THE VETO ON DANCING.
“In the Hanover Command dancing lessons are only allowed for men
and women separately, and anyone who has already taken a course of
dancing is not allowed to learn again. A sensible regulation has been
issued at Essen. Only dancing instructors belonging to the two German
dancing instructors’ unions may hold dancing classes as in peace
time.”--_Berliner Tageblatt_, Sept. 19, 1918.
[Illustration: _Leaflet No. 11._
THIS LEAFLET WITH PARTICULARS OF THE FATE OF 150 GERMAN SUBMARINE
COMMANDERS CREATED GREAT DEPRESSION IN GERMAN NAVAL PORTS.]
THE 150 LOST GERMAN U-BOATS.
In the House of Commons the British Prime Minister, Mr.
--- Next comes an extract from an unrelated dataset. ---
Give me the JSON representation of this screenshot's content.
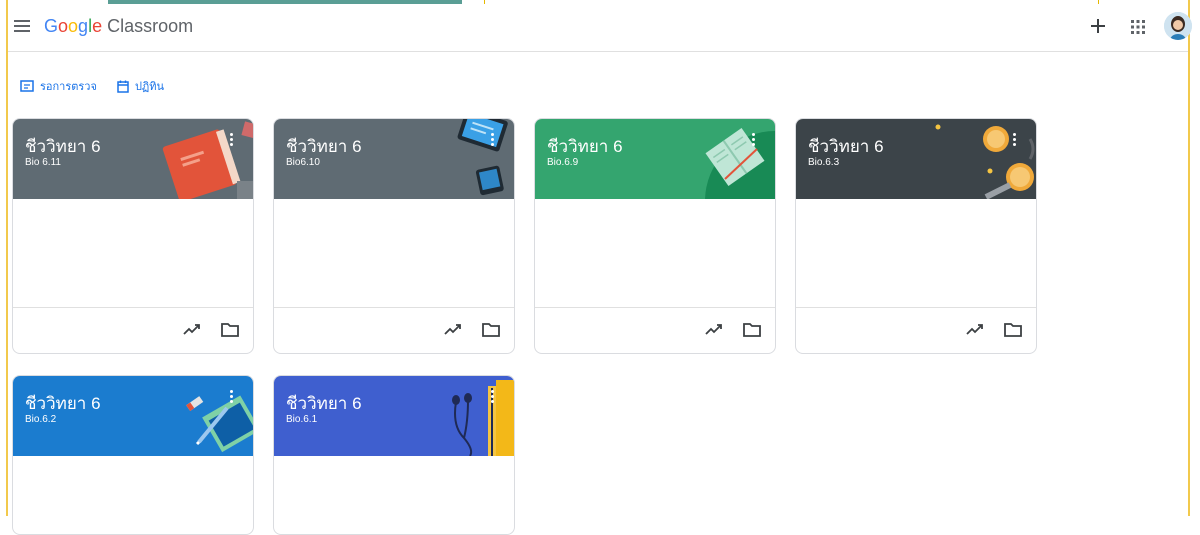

Lloyd George,
said, “Our British vessels are serving as convoys, patrolling, laying
mines, sweeping mines, protecting merchant ships and hunting U-boats
over vast and uncharted distances. They have destroyed at least 150 of
these ocean pests, the German U-boats--more than half that number in
the course of last year.”
In reply to this, the following official Berlin telegram was sent out
to the German papers and to neutral countries:
“We are in the position to state that the enemy’s war against the
U-boats does not show anything like so great a success as that claimed
by the British Prime Minister.”
The Chief of the Naval General Staff in London has in his possession a
complete list of the names of the commanders of the 150 U-boats which
Germany has lost through sinking, capture, or internment. The greater
part of these officers are dead, a certain percentage are prisoners
of war, a few are interned in neutral countries. The truth of the
statement of the British Prime Minister is thus proved. It is also
proved that the statement contained in the official Berlin telegram is
untrue. Here is the list:
[_List of U-boat commanders._]
[Illustration: _Leaflet No. 12._
LEAFLET WARNING THE GERMANS THAT SUCH PLACES AS BERLIN AND HAMBURG HAD
BEEN BROUGHT WITHIN RANGE OF AERIAL ATTACK AND COULD BE BOMBED IF THE
WAR WERE PROLONGED.]
A MAP WHICH EXPLAINS ITSELF.
In 1914 the English air squadrons which carried out reprisals for the
attacks made on English towns were small and carried small bombs.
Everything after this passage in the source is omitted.